Look up, levez les yeux de votre smartphone. Sérieux ? Vous ne voyez pas de quoi je parle. Regardez bien ce qui va se passer ci-dessous…

Vous n’avez pas pu passer à coté. Elle tourne, elle est commentée, citée en exemple. « Look up, levez les yeux de votre smartphone » fait le buzz. Elle fait partie de ces vidéos qui au départ se passent de commentaires jusqu’à ce que le cerveau reçoive les stimuli, les analysent et fassent, comme dirait Gotlieb, « Eh Oh ! Ca va pas dans ta tête ?! ». Une prétendue leçon sur la technologie et les liens sociaux. En fait, une avalanche de bons sentiments, de clichés, de technophobie avérée… Tout y passe.

Look Up’ – A spoken word film for an online generation.

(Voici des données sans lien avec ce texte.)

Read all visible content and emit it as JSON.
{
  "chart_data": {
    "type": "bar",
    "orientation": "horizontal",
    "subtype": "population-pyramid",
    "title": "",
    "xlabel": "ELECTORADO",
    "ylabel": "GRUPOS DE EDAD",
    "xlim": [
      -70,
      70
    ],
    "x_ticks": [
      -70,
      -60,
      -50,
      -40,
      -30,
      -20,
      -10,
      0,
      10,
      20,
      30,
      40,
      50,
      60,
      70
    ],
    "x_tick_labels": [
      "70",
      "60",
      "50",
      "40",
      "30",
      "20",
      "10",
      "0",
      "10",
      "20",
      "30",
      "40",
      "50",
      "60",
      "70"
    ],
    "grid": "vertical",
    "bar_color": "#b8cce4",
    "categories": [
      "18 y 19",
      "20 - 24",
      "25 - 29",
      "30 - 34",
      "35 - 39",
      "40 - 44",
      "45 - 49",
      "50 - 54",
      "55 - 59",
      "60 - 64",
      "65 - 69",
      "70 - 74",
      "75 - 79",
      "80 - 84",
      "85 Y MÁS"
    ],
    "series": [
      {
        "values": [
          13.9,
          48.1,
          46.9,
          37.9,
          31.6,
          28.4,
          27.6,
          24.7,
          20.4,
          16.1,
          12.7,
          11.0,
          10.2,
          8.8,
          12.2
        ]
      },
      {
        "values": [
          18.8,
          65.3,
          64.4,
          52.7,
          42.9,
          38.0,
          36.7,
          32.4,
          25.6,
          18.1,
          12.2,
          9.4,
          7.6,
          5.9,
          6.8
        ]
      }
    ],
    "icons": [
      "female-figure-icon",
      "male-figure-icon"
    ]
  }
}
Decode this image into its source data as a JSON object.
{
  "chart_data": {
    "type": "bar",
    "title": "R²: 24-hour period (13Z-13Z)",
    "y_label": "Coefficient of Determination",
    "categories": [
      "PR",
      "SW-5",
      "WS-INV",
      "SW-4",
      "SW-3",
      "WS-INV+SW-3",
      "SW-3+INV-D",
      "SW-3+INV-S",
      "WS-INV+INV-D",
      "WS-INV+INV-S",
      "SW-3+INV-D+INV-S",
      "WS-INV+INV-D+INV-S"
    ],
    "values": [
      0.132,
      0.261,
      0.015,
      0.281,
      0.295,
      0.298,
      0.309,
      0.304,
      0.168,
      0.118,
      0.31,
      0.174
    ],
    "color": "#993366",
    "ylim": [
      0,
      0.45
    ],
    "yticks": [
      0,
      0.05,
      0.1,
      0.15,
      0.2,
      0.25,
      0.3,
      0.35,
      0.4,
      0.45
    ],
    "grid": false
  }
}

‘Look Up’ is a lesson taught to us through a love story, in a world where we continue to find ways to make it easier for us to connect with one another, but always results in us spending more time alone.

Bref…

Il y aurait ainsi cette vie rêvée sans les smartphones et autres joujoux numériques qui d’un sourire partagé vous amène jusqu’au dernier souffle d’une histoire d’amour (violons inside…). Si ce n’est pas le rêve de votre vie ou que vous l’avez raté pour X raisons, passez…

Il y a aussi ce sentiment confus qui sent bon le « de mon temps les jeunes… ». Bref, comme chacun le sait, avant c’était mieux.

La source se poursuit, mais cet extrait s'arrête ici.